Remetido Takeshi Kitano para obra cada vez mais esporádica e devolvida ao universo dos yakusas, é Kore-eda o realizador japonês cujos filmes mais me interessam atualmente. Não só porque a abordagem das famílias atuais assume dimensão universal, mas também por não se eximir de denunciar a deriva ultraliberal do seu país, sobretudo a partir do modo como os governos de Shinzo Abe precarizaram os empregos e deram machadada fatal no que restava dos direitos laborais.

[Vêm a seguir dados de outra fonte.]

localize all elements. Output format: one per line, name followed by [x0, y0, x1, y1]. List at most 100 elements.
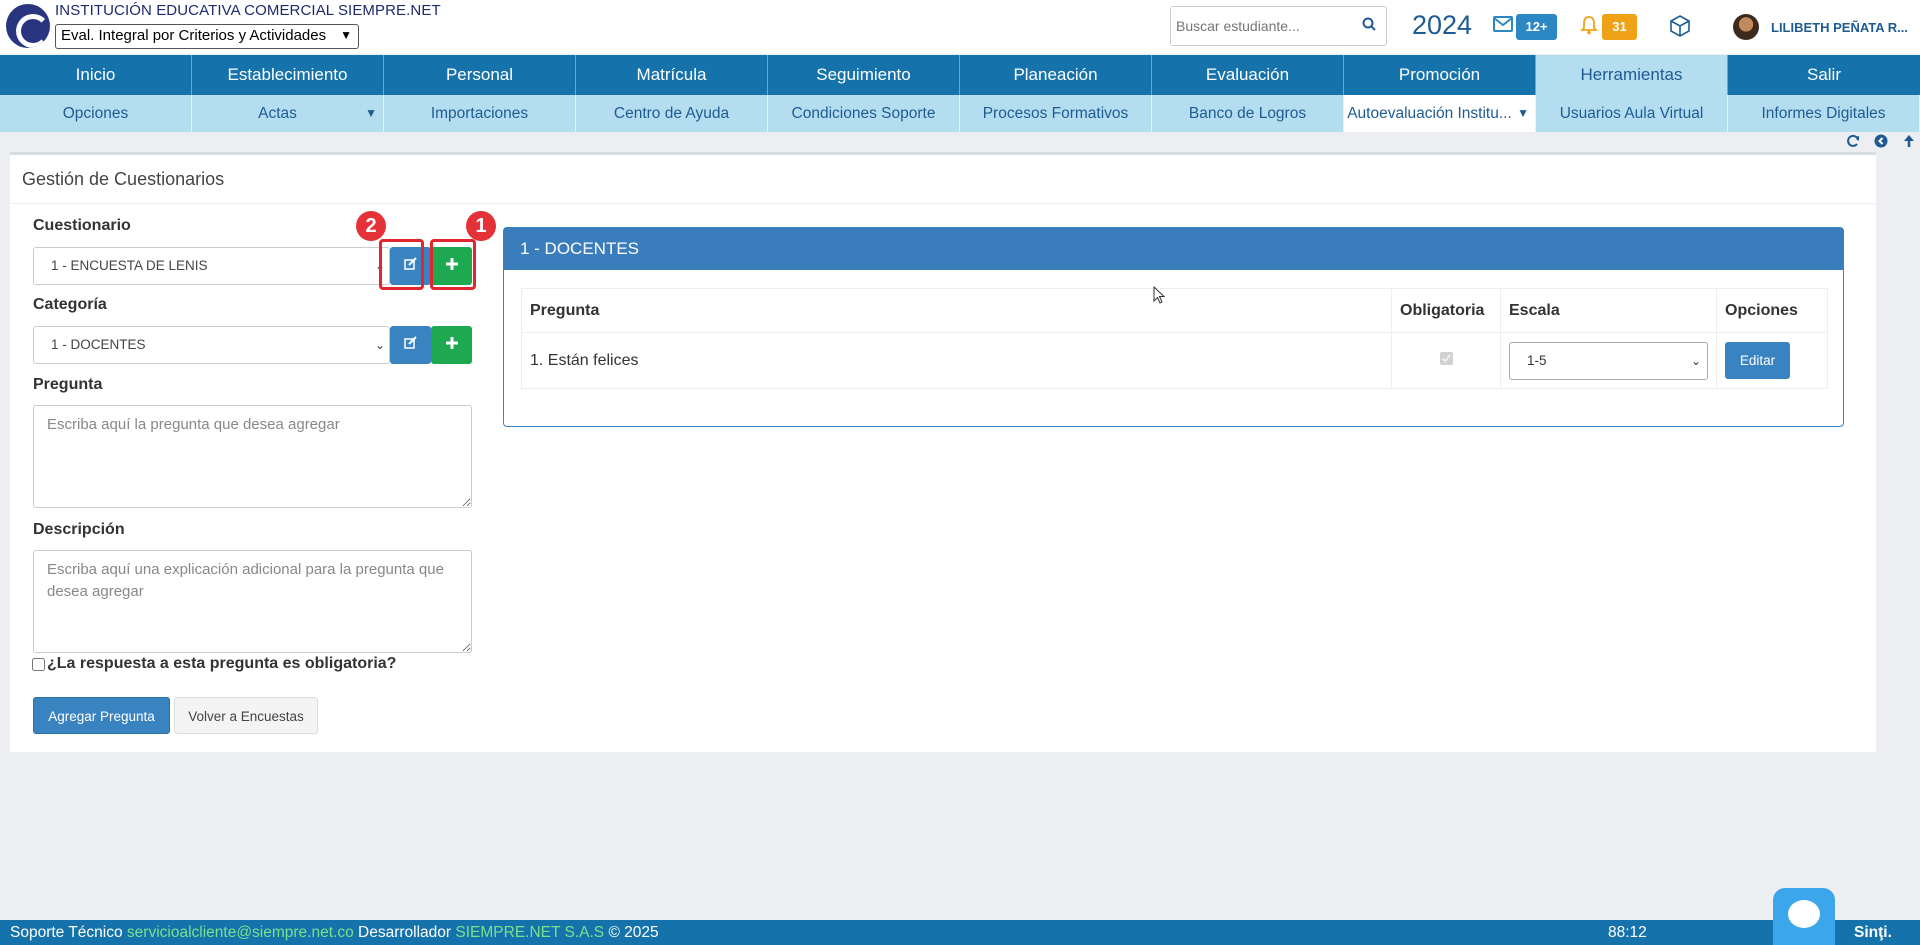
chevron-down-icon: ⌄	[1690, 353, 1701, 368]
session-timer: 88:12	[1608, 924, 1647, 941]
column-header-pregunta: Pregunta	[521, 288, 1392, 333]
main-nav: Inicio Establecimiento Personal Matrícul…	[0, 55, 1920, 95]
arrow-up-icon[interactable]	[1902, 134, 1916, 153]
subnav-item-banco-logros[interactable]: Banco de Logros	[1152, 95, 1344, 132]
subnav-label: Centro de Ayuda	[613, 105, 730, 122]
subnav-item-importaciones[interactable]: Importaciones	[384, 95, 576, 132]
subnav-item-centro-ayuda[interactable]: Centro de Ayuda	[576, 95, 768, 132]
categoria-label: Categoría	[33, 296, 107, 313]
subnav-item-procesos-formativos[interactable]: Procesos Formativos	[960, 95, 1152, 132]
student-search[interactable]	[1170, 6, 1387, 46]
chat-icon[interactable]	[1773, 888, 1835, 945]
nav-item-establecimiento[interactable]: Establecimiento	[192, 55, 384, 95]
messages-badge[interactable]: 12+	[1516, 14, 1557, 40]
nav-item-personal[interactable]: Personal	[384, 55, 576, 95]
add-question-button[interactable]: Agregar Pregunta	[33, 697, 170, 734]
subnav-label: Condiciones Soporte	[791, 105, 936, 122]
support-label: Soporte Técnico	[10, 924, 123, 941]
footer: Soporte Técnico servicioalcliente@siempr…	[0, 920, 1920, 945]
subnav-item-usuarios-aula[interactable]: Usuarios Aula Virtual	[1536, 95, 1728, 132]
nav-item-inicio[interactable]: Inicio	[0, 55, 192, 95]
required-cell	[1391, 332, 1501, 389]
nav-item-salir[interactable]: Salir	[1728, 55, 1920, 95]
envelope-icon[interactable]	[1493, 16, 1513, 37]
scale-cell: 1-5 ⌄	[1500, 332, 1717, 389]
callout-number-2: 2	[356, 211, 386, 241]
cuestionario-value: 1 - ENCUESTA DE LENIS	[51, 258, 208, 273]
subnav-item-condiciones-soporte[interactable]: Condiciones Soporte	[768, 95, 960, 132]
required-checkbox-label[interactable]: ¿La respuesta a esta pregunta es obligat…	[47, 655, 396, 673]
description-textarea[interactable]	[33, 550, 472, 653]
subnav-label: Banco de Logros	[1188, 105, 1307, 122]
required-indicator-checkbox	[1439, 351, 1453, 365]
edit-question-button[interactable]: Editar	[1725, 342, 1790, 379]
subnav-item-actas[interactable]: Actas ▼	[192, 95, 384, 132]
developer-label: Desarrollador	[358, 924, 452, 941]
subnav-label: Actas	[258, 105, 297, 122]
category-card: 1 - DOCENTES Pregunta Obligatoria Escala…	[503, 227, 1844, 427]
search-input[interactable]	[1171, 7, 1351, 45]
caret-down-icon: ▼	[365, 106, 377, 120]
notifications-badge[interactable]: 31	[1602, 14, 1637, 40]
institution-name: INSTITUCIÓN EDUCATIVA COMERCIAL SIEMPRE.…	[55, 2, 441, 19]
top-header: INSTITUCIÓN EDUCATIVA COMERCIAL SIEMPRE.…	[0, 0, 1920, 54]
add-category-button[interactable]	[431, 326, 472, 364]
plus-icon	[445, 337, 458, 349]
callout-box-2	[379, 239, 424, 290]
required-checkbox-row: ¿La respuesta a esta pregunta es obligat…	[32, 655, 396, 673]
pregunta-label: Pregunta	[33, 376, 103, 393]
school-year[interactable]: 2024	[1412, 10, 1472, 41]
institution-logo[interactable]	[6, 4, 50, 48]
subnav-label: Informes Digitales	[1761, 105, 1886, 122]
callout-box-1	[430, 239, 476, 290]
table-row: 1. Están felices 1-5 ⌄ Editar	[521, 332, 1828, 389]
subnav-item-informes-digitales[interactable]: Informes Digitales	[1728, 95, 1920, 132]
nav-item-evaluacion[interactable]: Evaluación	[1152, 55, 1344, 95]
bell-icon[interactable]	[1579, 15, 1599, 40]
nav-item-herramientas[interactable]: Herramientas	[1536, 55, 1728, 95]
column-header-obligatoria: Obligatoria	[1391, 288, 1501, 333]
cuestionario-select[interactable]: 1 - ENCUESTA DE LENIS ⌄	[33, 247, 390, 285]
descripcion-label: Descripción	[33, 521, 125, 538]
sub-nav: Opciones Actas ▼ Importaciones Centro de …	[0, 95, 1920, 132]
back-to-surveys-button[interactable]: Volver a Encuestas	[174, 697, 318, 734]
subnav-item-opciones[interactable]: Opciones	[0, 95, 192, 132]
cube-icon[interactable]	[1668, 14, 1692, 43]
subnav-label: Autoevaluación Institu...	[1347, 105, 1512, 122]
categoria-select[interactable]: 1 - DOCENTES ⌄	[33, 326, 390, 364]
subnav-item-autoevaluacion[interactable]: Autoevaluación Institu... ▼	[1344, 95, 1536, 132]
chevron-down-icon: ⌄	[374, 338, 385, 352]
refresh-icon[interactable]	[1846, 134, 1860, 153]
username[interactable]: LILIBETH PEÑATA R...	[1771, 20, 1908, 35]
questionnaire-panel: Gestión de Cuestionarios Cuestionario 1 …	[10, 152, 1876, 752]
scale-value: 1-5	[1527, 352, 1547, 368]
chevron-down-icon: ▼	[340, 28, 352, 42]
question-text: 1. Están felices	[521, 332, 1392, 389]
options-cell: Editar	[1716, 332, 1828, 389]
nav-item-seguimiento[interactable]: Seguimiento	[768, 55, 960, 95]
utility-icons	[1846, 134, 1916, 153]
copyright: © 2025	[608, 924, 659, 941]
scale-select[interactable]: 1-5 ⌄	[1509, 341, 1708, 380]
question-textarea[interactable]	[33, 405, 472, 508]
edit-category-button[interactable]	[390, 326, 431, 364]
questions-table: Pregunta Obligatoria Escala Opciones 1. …	[521, 288, 1828, 389]
avatar[interactable]	[1733, 14, 1759, 40]
search-icon[interactable]	[1362, 17, 1376, 36]
required-checkbox[interactable]	[32, 657, 45, 671]
period-select[interactable]: Eval. Integral por Criterios y Actividad…	[55, 24, 359, 49]
edit-icon	[403, 336, 417, 349]
nav-item-promocion[interactable]: Promoción	[1344, 55, 1536, 95]
mouse-cursor-icon	[1153, 285, 1167, 311]
support-email-link[interactable]: servicioalcliente@siempre.net.co	[127, 924, 354, 941]
category-card-title: 1 - DOCENTES	[504, 228, 1843, 270]
caret-down-icon: ▼	[1517, 106, 1529, 120]
nav-item-planeacion[interactable]: Planeación	[960, 55, 1152, 95]
back-circle-icon[interactable]	[1874, 134, 1888, 153]
nav-item-matricula[interactable]: Matrícula	[576, 55, 768, 95]
developer-link[interactable]: SIEMPRE.NET S.A.S	[455, 924, 604, 941]
page-title: Gestión de Cuestionarios	[22, 169, 225, 189]
subnav-label: Usuarios Aula Virtual	[1559, 105, 1704, 122]
subnav-label: Procesos Formativos	[982, 105, 1129, 122]
subnav-label: Opciones	[62, 105, 129, 122]
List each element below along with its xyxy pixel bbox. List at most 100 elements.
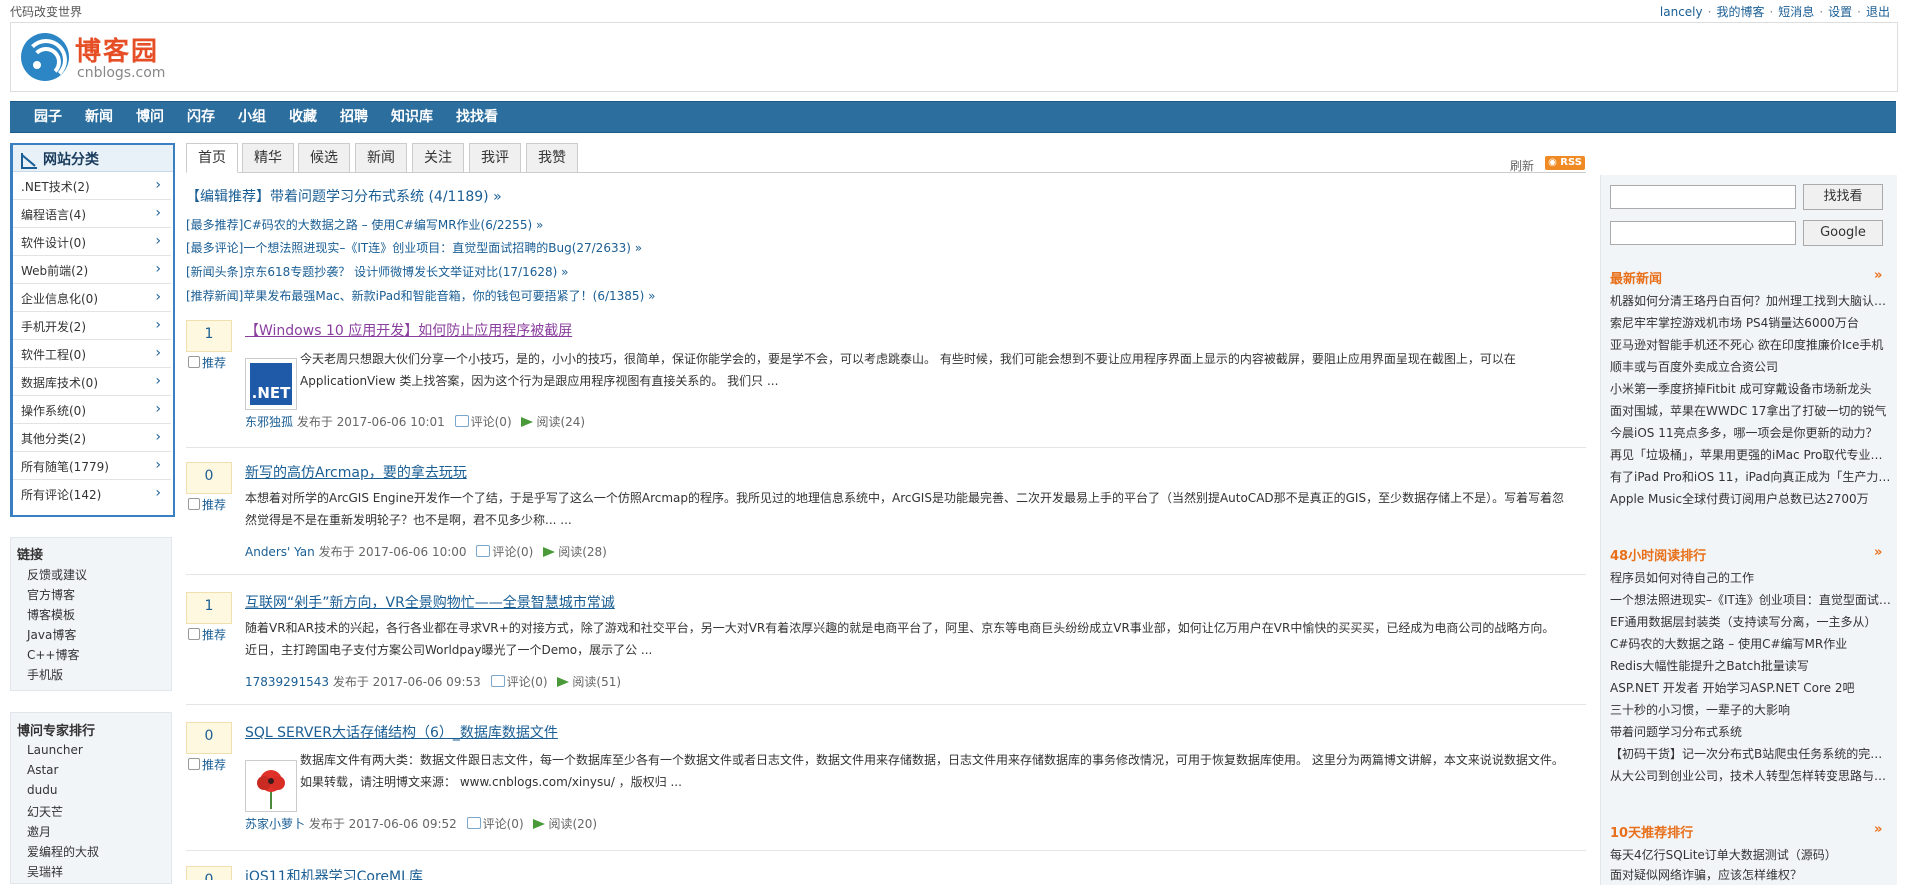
hot48-item[interactable]: ASP.NET 开发者 开始学习ASP.NET Core 2吧 (1610, 679, 1892, 696)
category-item[interactable]: Web前端(2) › (13, 256, 171, 284)
headline-item[interactable]: [最多推荐]C#码农的大数据之路 – 使用C#编写MR作业(6/2255) » (186, 216, 543, 233)
tab-following[interactable]: 关注 (412, 143, 464, 173)
logo-title[interactable]: 博客园 (75, 31, 159, 68)
expert-item[interactable]: Launcher (27, 743, 83, 757)
top10-item[interactable]: 每天4亿行SQLite订单大数据测试（源码） (1610, 846, 1892, 863)
nav-jobs[interactable]: 招聘 (340, 102, 368, 132)
tab-home[interactable]: 首页 (186, 143, 238, 173)
category-item[interactable]: 手机开发(2) › (13, 312, 171, 340)
user-link-username[interactable]: lancely (1660, 5, 1703, 19)
category-item[interactable]: 所有评论(142) › (13, 480, 171, 507)
category-item[interactable]: 软件设计(0) › (13, 228, 171, 256)
top10-item[interactable]: 面对疑似网络诈骗，应该怎样维权？ (1610, 866, 1892, 883)
tab-news[interactable]: 新闻 (355, 143, 407, 173)
news-item[interactable]: 小米第一季度挤掉Fitbit 成可穿戴设备市场新龙头 (1610, 380, 1892, 397)
news-item[interactable]: 今晨iOS 11亮点多多，哪一项会是你更新的动力？ (1610, 424, 1892, 441)
post-title[interactable]: 新写的高仿Arcmap，要的拿去玩玩 (245, 462, 467, 482)
tab-my-comments[interactable]: 我评 (469, 143, 521, 173)
recommend-button[interactable]: 推荐 (188, 626, 226, 643)
recommend-button[interactable]: 推荐 (188, 354, 226, 371)
post-reads[interactable]: 阅读(24) (521, 415, 585, 429)
user-link-messages[interactable]: 短消息 (1778, 5, 1814, 19)
expert-item[interactable]: 邀月 (27, 823, 51, 840)
link-item[interactable]: Java博客 (27, 626, 76, 643)
news-item[interactable]: 机器如何分清王珞丹白百何？加州理工找到大脑认… (1610, 292, 1892, 309)
category-item[interactable]: .NET技术(2) › (13, 172, 171, 200)
news-item[interactable]: 索尼牢牢掌控游戏机市场 PS4销量达6000万台 (1610, 314, 1892, 331)
nav-news[interactable]: 新闻 (85, 102, 113, 132)
nav-favorites[interactable]: 收藏 (289, 102, 317, 132)
post-reads[interactable]: 阅读(28) (543, 545, 607, 559)
user-link-my-blog[interactable]: 我的博客 (1716, 5, 1764, 19)
tab-my-likes[interactable]: 我赞 (526, 143, 578, 173)
category-item[interactable]: 所有随笔(1779) › (13, 452, 171, 480)
google-search-input[interactable] (1610, 221, 1796, 245)
recommend-button[interactable]: 推荐 (188, 756, 226, 773)
post-comments[interactable]: 评论(0) (454, 415, 512, 429)
category-item[interactable]: 企业信息化(0) › (13, 284, 171, 312)
post-comments[interactable]: 评论(0) (490, 675, 548, 689)
expert-item[interactable]: dudu (27, 783, 57, 797)
news-item[interactable]: Apple Music全球付费订阅用户总数已达2700万 (1610, 490, 1892, 507)
hot48-item[interactable]: Redis大幅性能提升之Batch批量读写 (1610, 657, 1892, 674)
nav-knowledge[interactable]: 知识库 (391, 102, 433, 132)
link-item[interactable]: 反馈或建议 (27, 566, 87, 583)
category-item[interactable]: 其他分类(2) › (13, 424, 171, 452)
google-search-button[interactable]: Google (1803, 220, 1883, 246)
category-item[interactable]: 数据库技术(0) › (13, 368, 171, 396)
hot48-item[interactable]: 带着问题学习分布式系统 (1610, 723, 1892, 740)
post-reads[interactable]: 阅读(20) (533, 817, 597, 831)
post-title[interactable]: 【Windows 10 应用开发】如何防止应用程序被截屏 (245, 320, 572, 340)
expert-item[interactable]: Astar (27, 763, 58, 777)
expert-item[interactable]: 幻天芒 (27, 803, 63, 820)
category-item[interactable]: 软件工程(0) › (13, 340, 171, 368)
link-item[interactable]: 博客模板 (27, 606, 75, 623)
headline-editor-pick[interactable]: 【编辑推荐】带着问题学习分布式系统 (4/1189) » (186, 186, 502, 206)
nav-search[interactable]: 找找看 (456, 102, 498, 132)
headline-item[interactable]: [最多评论]一个想法照进现实–《IT连》创业项目：直觉型面试招聘的Bug(27/… (186, 239, 642, 256)
hot48-item[interactable]: EF通用数据层封装类（支持读写分离，一主多从） (1610, 613, 1892, 630)
post-comments[interactable]: 评论(0) (476, 545, 533, 559)
flower-thumbnail[interactable] (245, 760, 297, 812)
top10-more-link[interactable]: » (1874, 822, 1882, 837)
hot48-item[interactable]: C#码农的大数据之路 – 使用C#编写MR作业 (1610, 635, 1892, 652)
nav-qa[interactable]: 博问 (136, 102, 164, 132)
news-item[interactable]: 面对围城，苹果在WWDC 17拿出了打破一切的锐气 (1610, 402, 1892, 419)
tab-candidates[interactable]: 候选 (298, 143, 350, 173)
headline-item[interactable]: [推荐新闻]苹果发布最强Mac、新款iPad和智能音箱，你的钱包可要捂紧了！(6… (186, 287, 655, 304)
search-input[interactable] (1610, 185, 1796, 209)
nav-groups[interactable]: 小组 (238, 102, 266, 132)
hot48-more-link[interactable]: » (1874, 545, 1882, 560)
post-title[interactable]: 互联网“剁手”新方向，VR全景购物忙——全景智慧城市常诚 (245, 592, 615, 612)
category-item[interactable]: 编程语言(4) › (13, 200, 171, 228)
post-author[interactable]: 17839291543 (245, 675, 329, 689)
post-author[interactable]: 苏家小萝卜 (245, 817, 305, 831)
hot48-item[interactable]: 从大公司到创业公司，技术人转型怎样转变思路与… (1610, 767, 1892, 784)
news-item[interactable]: 亚马逊对智能手机还不死心 欲在印度推廉价Ice手机 (1610, 336, 1892, 353)
hot48-item[interactable]: 程序员如何对待自己的工作 (1610, 569, 1892, 586)
hot48-item[interactable]: 【初码干货】记一次分布式B站爬虫任务系统的完整… (1610, 745, 1892, 762)
rss-badge[interactable]: ◉ RSS (1545, 156, 1585, 170)
nav-garden[interactable]: 园子 (34, 102, 62, 132)
rss-logo-icon[interactable] (21, 33, 69, 81)
dotnet-logo-thumbnail[interactable]: .NET (245, 358, 297, 410)
user-link-logout[interactable]: 退出 (1866, 5, 1890, 19)
recommend-button[interactable]: 推荐 (188, 496, 226, 513)
news-item[interactable]: 顺丰或与百度外卖成立合资公司 (1610, 358, 1892, 375)
category-item[interactable]: 操作系统(0) › (13, 396, 171, 424)
post-author[interactable]: 东邪独孤 (245, 415, 293, 429)
link-item[interactable]: C++博客 (27, 646, 80, 663)
post-title[interactable]: iOS11和机器学习CoreML库 (245, 866, 423, 880)
latest-news-more-link[interactable]: » (1874, 268, 1882, 283)
post-title[interactable]: SQL SERVER大话存储结构（6）_数据库数据文件 (245, 722, 558, 742)
link-item[interactable]: 官方博客 (27, 586, 75, 603)
hot48-item[interactable]: 一个想法照进现实–《IT连》创业项目：直觉型面试… (1610, 591, 1892, 608)
hot48-item[interactable]: 三十秒的小习惯，一辈子的大影响 (1610, 701, 1892, 718)
headline-item[interactable]: [新闻头条]京东618专题抄袭？ 设计师微博发长文举证对比(17/1628) » (186, 263, 568, 280)
post-reads[interactable]: 阅读(51) (557, 675, 621, 689)
news-item[interactable]: 再见「垃圾桶」，苹果用更强的iMac Pro取代专业… (1610, 446, 1892, 463)
search-button[interactable]: 找找看 (1803, 184, 1883, 210)
post-comments[interactable]: 评论(0) (466, 817, 524, 831)
news-item[interactable]: 有了iPad Pro和iOS 11，iPad向真正成为「生产力工… (1610, 468, 1892, 485)
expert-item[interactable]: 吴瑞祥 (27, 863, 63, 880)
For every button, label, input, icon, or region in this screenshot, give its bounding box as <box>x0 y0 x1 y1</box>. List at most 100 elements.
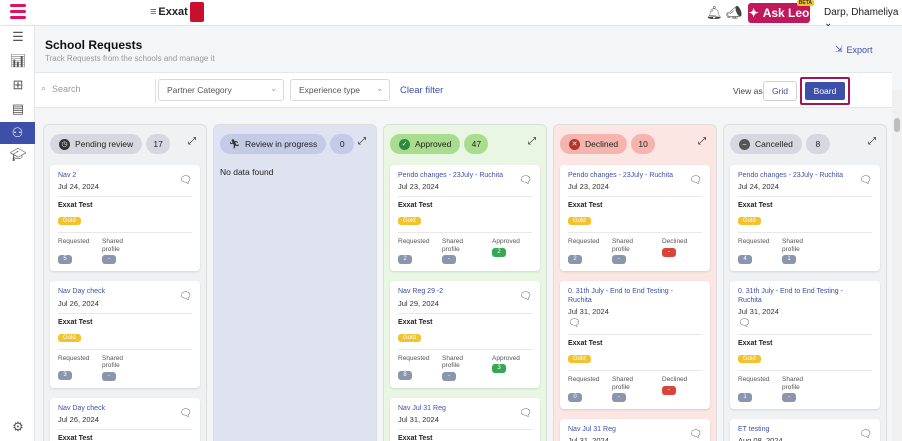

Em Shoplifters conhecemos uma família nada tradicional, constituída por um casal, uma avó e um filho adotivo a que se junta uma outra miúda, ainda mais nova, recolhida na rua, porque negligenciada pelos seus verdadeiros pais. Nenhum deles tem laços biológicos com os demais, mas todos criam empatias fortes, demonstrativas de como o conceito de família a eles não se podem cingir. Naquela casa situada num dos mais pobres bairros de Tóquio persiste aquela beleza antiga de coabitarem três gerações sob o mesmo teto criando uma espécie de oásis indiferente à selva urbana, que domina lá fora. Dela retiram a magra pensão da velha anfitriã, os proventos de trabalhos precários em que não existe qualquer proteção para os acidentes deles colhidos e o que conseguem surripiar nos pequenos roubos em que o pai e os miúdos se especializam. Uma vez por ano vão ao mar num momento de rara, mas superlativa felicidade.
Sabermos que, hoje em dia, 40% dos empregos no Japão, obedecem a essa lógica ultraliberal de não comportarem qualquer garantia para quem os desempenha, e explica que o governo de Abe e os seus apoiantes tenham ficado incomodados com o filme e, sobretudo, com a Palma de Ouro por ele recebida em Cannes. Até porque o ilusório suporte garantido pelas nossas sociedades judaico-cristãs - a caridadezinha ao jeito das tias Jonets - não existe na cultura nipónica: um pobre, um sem abrigo, é abandonado à sua «sorte», porque não teve «mérito» para escapar a esse «destino». A brutalidade dos patrões japoneses é impiedosa, sendo os mais velhos, as mulheres e as crianças as suas maiores vítimas. Não é por acaso, que são essas as categorias sociais mais glosadas nos personagens do filme.
Não deixa de ser curioso o processo criativo de Kore-eda, que relativiza a importância do argumento e faz da rodagem um contínuo work in progress em que os atores são chamados a colaborar, incumbindo-se dos seus próprios diálogos e modelos de interpretação. A ideia geral vai sendo trabalhada e é assim que chegamos ao desiderato em que, morta a avó e enterrada clandestinamente para não ficarem em causa os proventos colhidos da sua reforma, a família se estilhaça. Aparentado com o cinema social de Ken Loach, Kore-eda assume não conseguir uma tão demarcada estratificação entre explorados e exploradores, porque a sociedade em que vive tem uma complexidade, que escapa aos nossos cânones ocidentais.